食品の保存について
| 固定リンク 投稿者: 応用生物学部スタッフ
先日、新型コロナウィルスの影響で、カップ麺や冷凍食品といった保存食が買いだめの対象になったというニュースがありました。保存食はこういった時に買い込むのではなく、常日頃から準備しておくようにする必要があるでしょう。

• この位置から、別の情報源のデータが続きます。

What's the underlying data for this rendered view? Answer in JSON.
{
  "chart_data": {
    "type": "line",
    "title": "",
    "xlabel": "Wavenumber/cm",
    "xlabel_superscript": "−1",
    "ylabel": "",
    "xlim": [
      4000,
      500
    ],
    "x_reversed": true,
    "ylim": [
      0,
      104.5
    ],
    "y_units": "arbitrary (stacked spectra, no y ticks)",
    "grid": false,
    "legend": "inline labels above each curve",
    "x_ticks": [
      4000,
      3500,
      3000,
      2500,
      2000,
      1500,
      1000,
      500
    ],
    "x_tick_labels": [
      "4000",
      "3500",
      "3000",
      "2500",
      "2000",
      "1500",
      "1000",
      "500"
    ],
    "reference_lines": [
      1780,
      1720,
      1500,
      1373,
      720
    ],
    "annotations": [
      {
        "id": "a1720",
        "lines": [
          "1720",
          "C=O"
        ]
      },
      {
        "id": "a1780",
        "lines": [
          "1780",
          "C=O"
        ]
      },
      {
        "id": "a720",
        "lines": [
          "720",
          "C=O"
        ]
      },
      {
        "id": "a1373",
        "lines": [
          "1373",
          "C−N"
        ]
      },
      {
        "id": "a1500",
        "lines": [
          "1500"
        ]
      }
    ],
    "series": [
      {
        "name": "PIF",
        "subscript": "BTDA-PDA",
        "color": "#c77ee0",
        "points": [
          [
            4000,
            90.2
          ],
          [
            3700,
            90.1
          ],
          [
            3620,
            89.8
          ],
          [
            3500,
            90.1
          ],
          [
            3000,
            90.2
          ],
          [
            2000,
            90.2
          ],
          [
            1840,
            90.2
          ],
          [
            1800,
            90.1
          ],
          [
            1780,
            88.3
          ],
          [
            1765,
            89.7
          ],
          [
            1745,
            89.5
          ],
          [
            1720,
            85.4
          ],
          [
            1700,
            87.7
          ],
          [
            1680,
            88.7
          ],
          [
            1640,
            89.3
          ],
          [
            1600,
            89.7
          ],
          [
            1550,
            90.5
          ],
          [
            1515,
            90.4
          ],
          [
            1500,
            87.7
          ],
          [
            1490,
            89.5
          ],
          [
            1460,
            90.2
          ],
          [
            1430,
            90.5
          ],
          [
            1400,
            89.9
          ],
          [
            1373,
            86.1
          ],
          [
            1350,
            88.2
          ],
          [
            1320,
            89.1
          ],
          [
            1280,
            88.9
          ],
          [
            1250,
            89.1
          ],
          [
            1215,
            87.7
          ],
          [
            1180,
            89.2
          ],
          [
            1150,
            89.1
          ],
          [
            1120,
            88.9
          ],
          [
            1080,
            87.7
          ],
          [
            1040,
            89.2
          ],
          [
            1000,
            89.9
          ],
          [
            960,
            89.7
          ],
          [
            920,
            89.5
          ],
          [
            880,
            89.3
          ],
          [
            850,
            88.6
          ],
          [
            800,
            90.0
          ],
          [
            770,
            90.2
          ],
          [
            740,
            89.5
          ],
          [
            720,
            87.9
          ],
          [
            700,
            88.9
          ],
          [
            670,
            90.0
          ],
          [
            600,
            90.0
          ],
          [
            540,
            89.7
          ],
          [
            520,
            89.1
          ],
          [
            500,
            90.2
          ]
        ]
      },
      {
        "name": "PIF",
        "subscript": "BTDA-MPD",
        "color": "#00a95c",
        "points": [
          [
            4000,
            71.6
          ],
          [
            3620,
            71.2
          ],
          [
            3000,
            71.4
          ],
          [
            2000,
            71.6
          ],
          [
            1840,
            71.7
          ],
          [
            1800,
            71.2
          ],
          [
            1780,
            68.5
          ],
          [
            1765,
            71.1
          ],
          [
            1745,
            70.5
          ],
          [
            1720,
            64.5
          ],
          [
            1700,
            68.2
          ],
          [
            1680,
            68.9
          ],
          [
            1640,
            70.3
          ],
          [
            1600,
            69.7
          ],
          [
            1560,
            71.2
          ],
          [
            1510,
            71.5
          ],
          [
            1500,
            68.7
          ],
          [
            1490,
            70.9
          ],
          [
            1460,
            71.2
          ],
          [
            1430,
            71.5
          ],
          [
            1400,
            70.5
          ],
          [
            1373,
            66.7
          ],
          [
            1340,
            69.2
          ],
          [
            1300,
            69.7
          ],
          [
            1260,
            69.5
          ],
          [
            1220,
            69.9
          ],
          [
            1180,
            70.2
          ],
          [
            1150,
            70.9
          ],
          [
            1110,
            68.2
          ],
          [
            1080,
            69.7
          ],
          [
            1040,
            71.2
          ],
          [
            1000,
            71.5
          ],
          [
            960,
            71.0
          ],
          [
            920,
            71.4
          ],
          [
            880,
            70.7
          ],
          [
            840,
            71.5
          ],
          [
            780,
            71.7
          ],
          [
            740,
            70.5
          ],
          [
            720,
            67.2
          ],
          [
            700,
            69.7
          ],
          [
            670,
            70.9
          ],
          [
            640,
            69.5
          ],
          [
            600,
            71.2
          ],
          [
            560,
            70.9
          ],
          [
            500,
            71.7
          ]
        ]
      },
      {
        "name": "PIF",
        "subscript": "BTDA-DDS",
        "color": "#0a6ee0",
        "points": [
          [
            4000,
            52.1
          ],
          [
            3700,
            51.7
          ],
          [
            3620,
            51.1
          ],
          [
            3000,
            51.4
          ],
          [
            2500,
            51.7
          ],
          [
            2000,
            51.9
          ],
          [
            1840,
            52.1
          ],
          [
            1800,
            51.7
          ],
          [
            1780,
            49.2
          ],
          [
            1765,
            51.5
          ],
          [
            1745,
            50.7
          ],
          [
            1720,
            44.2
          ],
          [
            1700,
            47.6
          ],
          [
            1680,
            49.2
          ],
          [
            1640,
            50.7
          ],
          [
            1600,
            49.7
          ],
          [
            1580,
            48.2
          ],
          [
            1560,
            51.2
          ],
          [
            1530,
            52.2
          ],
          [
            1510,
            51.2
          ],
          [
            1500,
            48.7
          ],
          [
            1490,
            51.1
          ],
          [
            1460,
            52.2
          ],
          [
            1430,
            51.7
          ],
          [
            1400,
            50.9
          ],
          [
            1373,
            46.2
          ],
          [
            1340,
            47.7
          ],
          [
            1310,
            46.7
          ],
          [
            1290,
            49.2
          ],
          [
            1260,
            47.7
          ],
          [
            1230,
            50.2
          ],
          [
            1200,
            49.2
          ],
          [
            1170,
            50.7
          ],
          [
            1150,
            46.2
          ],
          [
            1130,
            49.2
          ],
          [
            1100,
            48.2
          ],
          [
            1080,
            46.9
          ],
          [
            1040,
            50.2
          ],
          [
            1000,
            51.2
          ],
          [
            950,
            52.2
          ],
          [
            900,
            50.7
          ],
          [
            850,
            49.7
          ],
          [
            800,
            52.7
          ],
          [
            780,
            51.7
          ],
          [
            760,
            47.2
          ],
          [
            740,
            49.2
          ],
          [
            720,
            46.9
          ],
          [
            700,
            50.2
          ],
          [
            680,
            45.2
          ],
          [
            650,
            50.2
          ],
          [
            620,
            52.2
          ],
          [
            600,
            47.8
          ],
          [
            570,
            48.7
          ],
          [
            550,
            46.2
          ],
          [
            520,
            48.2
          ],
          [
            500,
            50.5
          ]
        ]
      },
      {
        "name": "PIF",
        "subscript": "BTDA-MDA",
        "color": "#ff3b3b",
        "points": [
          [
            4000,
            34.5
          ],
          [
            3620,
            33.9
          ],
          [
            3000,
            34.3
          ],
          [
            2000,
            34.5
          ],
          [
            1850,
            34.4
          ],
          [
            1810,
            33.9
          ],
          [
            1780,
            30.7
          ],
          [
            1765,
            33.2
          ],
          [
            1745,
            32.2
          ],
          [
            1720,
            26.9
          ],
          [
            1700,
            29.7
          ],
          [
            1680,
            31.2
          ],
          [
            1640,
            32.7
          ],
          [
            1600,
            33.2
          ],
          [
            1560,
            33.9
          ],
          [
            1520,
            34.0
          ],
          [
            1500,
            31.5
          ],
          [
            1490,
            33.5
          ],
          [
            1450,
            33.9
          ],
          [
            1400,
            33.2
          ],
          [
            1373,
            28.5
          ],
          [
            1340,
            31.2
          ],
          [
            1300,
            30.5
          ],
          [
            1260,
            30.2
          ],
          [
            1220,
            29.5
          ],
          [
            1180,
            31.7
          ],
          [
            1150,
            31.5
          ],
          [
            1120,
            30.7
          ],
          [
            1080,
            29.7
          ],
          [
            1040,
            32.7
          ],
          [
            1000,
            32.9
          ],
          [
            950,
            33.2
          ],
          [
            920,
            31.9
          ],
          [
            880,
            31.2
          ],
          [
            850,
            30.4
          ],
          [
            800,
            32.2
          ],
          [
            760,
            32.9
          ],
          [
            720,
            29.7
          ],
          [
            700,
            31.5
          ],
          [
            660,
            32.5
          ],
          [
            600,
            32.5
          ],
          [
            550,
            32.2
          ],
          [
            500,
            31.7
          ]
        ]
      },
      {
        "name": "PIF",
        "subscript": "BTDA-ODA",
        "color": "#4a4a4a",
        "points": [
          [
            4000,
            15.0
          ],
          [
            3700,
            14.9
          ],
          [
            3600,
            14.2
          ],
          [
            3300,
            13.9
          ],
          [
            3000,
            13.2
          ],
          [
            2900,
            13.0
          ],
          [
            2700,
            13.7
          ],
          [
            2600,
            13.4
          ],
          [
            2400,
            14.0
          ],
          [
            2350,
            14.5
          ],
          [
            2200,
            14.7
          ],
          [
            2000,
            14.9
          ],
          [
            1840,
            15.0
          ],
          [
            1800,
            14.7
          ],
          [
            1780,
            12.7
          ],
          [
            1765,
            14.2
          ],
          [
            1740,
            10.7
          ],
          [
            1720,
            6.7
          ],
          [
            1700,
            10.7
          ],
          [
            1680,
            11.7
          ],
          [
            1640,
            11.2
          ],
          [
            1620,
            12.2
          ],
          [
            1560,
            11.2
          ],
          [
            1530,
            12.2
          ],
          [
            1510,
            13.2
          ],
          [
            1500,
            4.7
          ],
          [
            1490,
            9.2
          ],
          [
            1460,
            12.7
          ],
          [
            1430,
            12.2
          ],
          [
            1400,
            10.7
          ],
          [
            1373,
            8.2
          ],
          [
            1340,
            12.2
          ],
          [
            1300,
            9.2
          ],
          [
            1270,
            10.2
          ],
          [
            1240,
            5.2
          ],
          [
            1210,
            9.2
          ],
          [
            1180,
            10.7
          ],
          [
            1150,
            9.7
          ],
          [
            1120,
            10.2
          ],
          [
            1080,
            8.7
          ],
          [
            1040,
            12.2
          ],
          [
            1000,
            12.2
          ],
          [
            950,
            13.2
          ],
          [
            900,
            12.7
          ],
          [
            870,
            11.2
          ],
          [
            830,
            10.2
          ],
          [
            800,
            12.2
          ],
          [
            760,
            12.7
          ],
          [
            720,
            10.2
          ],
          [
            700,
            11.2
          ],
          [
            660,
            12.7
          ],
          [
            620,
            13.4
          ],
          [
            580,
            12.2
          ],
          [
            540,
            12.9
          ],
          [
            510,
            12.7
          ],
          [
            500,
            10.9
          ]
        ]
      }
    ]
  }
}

このような背景から今日は保存食についてお話ししたいと思います。食品の保存方法の1つとして冷凍保存が挙げられます。冷凍保存は数ある食品の加工方法の中で最も加工前の状態に戻すことができる方法です。また、私は研究テーマとして、凍結解凍を取り扱っていることもあって、「冷凍こそ究極の食品保存法だ!」と声を大にして言いたいところです。しかし、「保存」という部分に着目すると、究極の食品の保存法は缶詰ではないかと考えます。ここで、冷凍と缶詰を比較してみましょう。

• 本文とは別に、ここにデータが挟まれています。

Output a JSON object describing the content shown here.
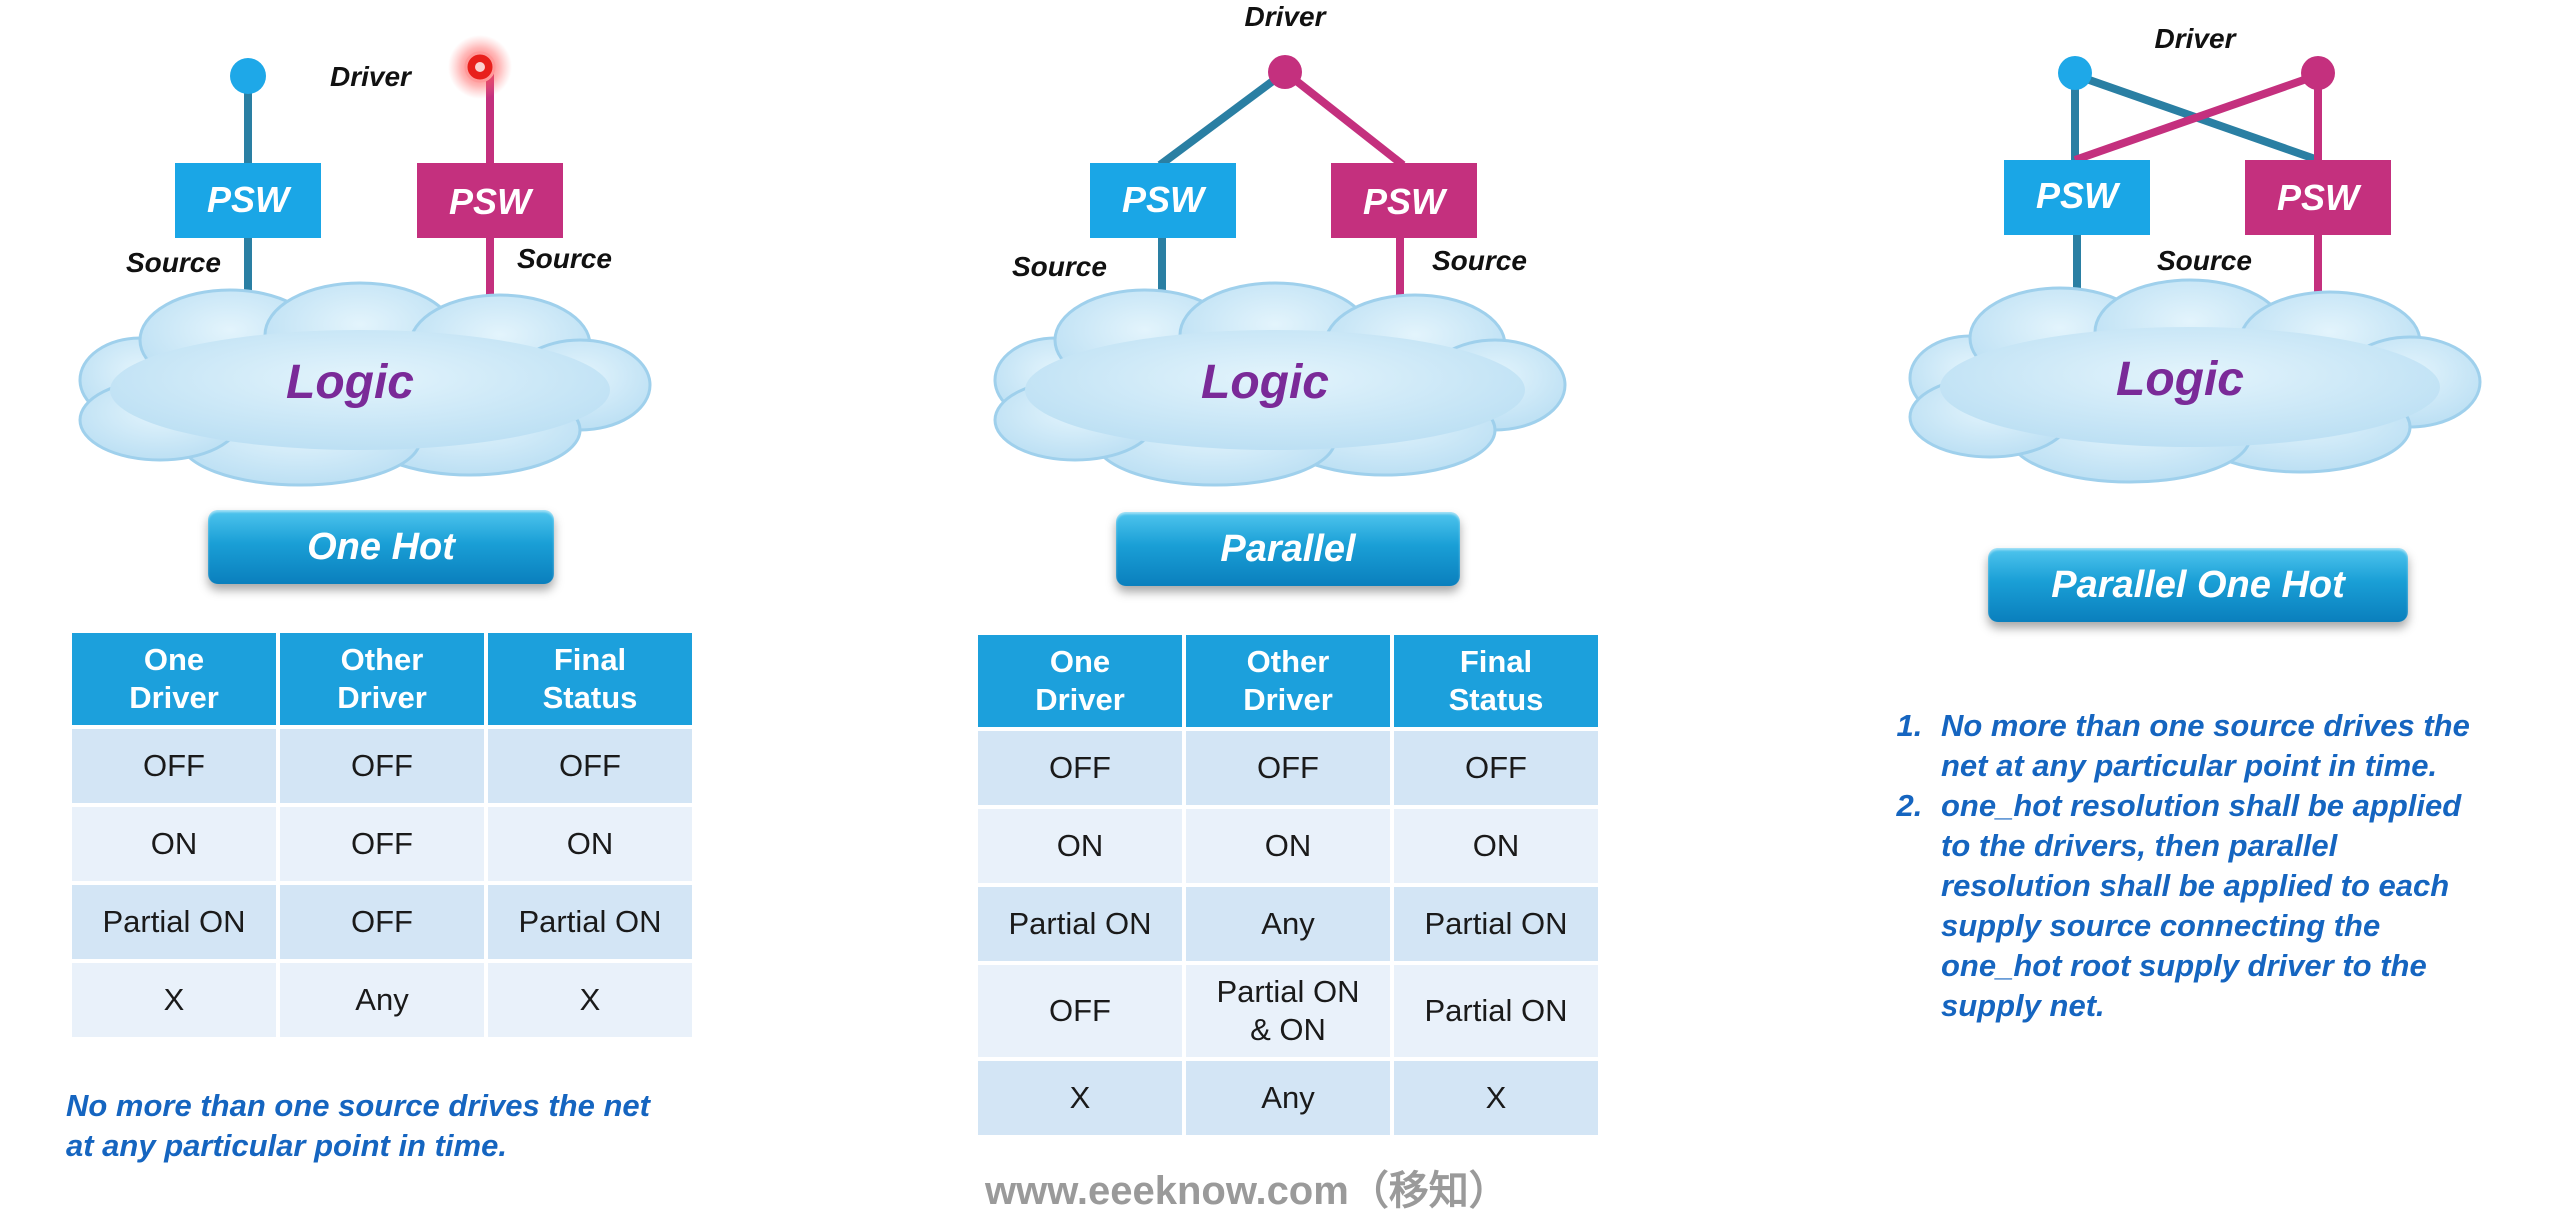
{
  "diagrams": {
    "one_hot": {
      "driver_label": "Driver",
      "left_psw_label": "PSW",
      "right_psw_label": "PSW",
      "left_source_label": "Source",
      "right_source_label": "Source",
      "cloud_label": "Logic",
      "mode_label": "One Hot"
    },
    "parallel": {
      "driver_label": "Driver",
      "left_psw_label": "PSW",
      "right_psw_label": "PSW",
      "left_source_label": "Source",
      "right_source_label": "Source",
      "cloud_label": "Logic",
      "mode_label": "Parallel"
    },
    "parallel_one_hot": {
      "driver_label": "Driver",
      "left_psw_label": "PSW",
      "right_psw_label": "PSW",
      "source_label": "Source",
      "cloud_label": "Logic",
      "mode_label": "Parallel One Hot"
    }
  },
  "one_hot_table": {
    "headers": [
      [
        "One",
        "Driver"
      ],
      [
        "Other",
        "Driver"
      ],
      [
        "Final",
        "Status"
      ]
    ],
    "rows": [
      [
        "OFF",
        "OFF",
        "OFF"
      ],
      [
        "ON",
        "OFF",
        "ON"
      ],
      [
        "Partial ON",
        "OFF",
        "Partial ON"
      ],
      [
        "X",
        "Any",
        "X"
      ]
    ]
  },
  "parallel_table": {
    "headers": [
      [
        "One",
        "Driver"
      ],
      [
        "Other",
        "Driver"
      ],
      [
        "Final",
        "Status"
      ]
    ],
    "rows": [
      [
        "OFF",
        "OFF",
        "OFF"
      ],
      [
        "ON",
        "ON",
        "ON"
      ],
      [
        "Partial ON",
        "Any",
        "Partial ON"
      ],
      [
        "OFF",
        [
          "Partial ON",
          "& ON"
        ],
        "Partial ON"
      ],
      [
        "X",
        "Any",
        "X"
      ]
    ]
  },
  "one_hot_note": [
    "No more than one source drives the net",
    "at any particular point in time."
  ],
  "parallel_one_hot_notes": [
    [
      "No more than one source drives the",
      "net at any particular point in time."
    ],
    [
      "one_hot resolution shall be applied",
      "to the drivers, then parallel",
      "resolution shall be applied to each",
      "supply source connecting the",
      "one_hot root supply driver to the",
      "supply net."
    ]
  ],
  "watermark": "www.eeeknow.com（移知）",
  "colors": {
    "blue_line": "#2a7fa3",
    "blue_box": "#1aa6e6",
    "magenta": "#c4307e",
    "cloud_fill": "#cfeaf8",
    "note_text": "#1565c0",
    "table_header": "#1ca0dc",
    "driver_glow": "#ff2020"
  }
}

上の表を見ると、冷凍保存後に生の状態に戻すことができるという点においては冷凍に軍配が上がりますが、停電になると冷凍食品は使い物になりませんし、解凍しなければアイスクリーム以外は食べることができません。その点、缶詰は低温で保存する必要もないですし、基本的に缶を開けてそのまま食べることができることから、保存という観点では缶詰に分がありそうです。
なお、滅多にあることではありませんが、保存能力の高い缶詰であっても、缶蓋が膨らんだ缶詰は、殺菌不足により残存した微生物が保存中に増殖していることを示しているため、食べてはいけません。また、缶が錆びた場合も、腐食した部分から微生物が混入し、中身が汚染されている可能性があるため、消費は控えましょう。逆に言うと、缶に異常がなければ基本は消費可能ということになります。以前、私の出身大学で、数十年前に学生の実習で製造されたマグロのオイル漬け缶を食べた教授が「味が馴染んでいて美味い」と言っていました。恐るべし缶詰…。
実際に、私も学生時代に賞味期限間近のツナ缶を購入して数年置いて、味が馴染んで美味しいマグロ缶を食べようとしました。しかし、当時付き合っていた彼女に、賞味期限が何年も過ぎてたからという理由で、勝手にそのツナ缶を捨てられてしまいました。もちろん、喧嘩になったのは言うまでもありません…。
これを読んでいる皆さん、賞味期限が過ぎた缶詰は勝手に捨てないようにしましょう!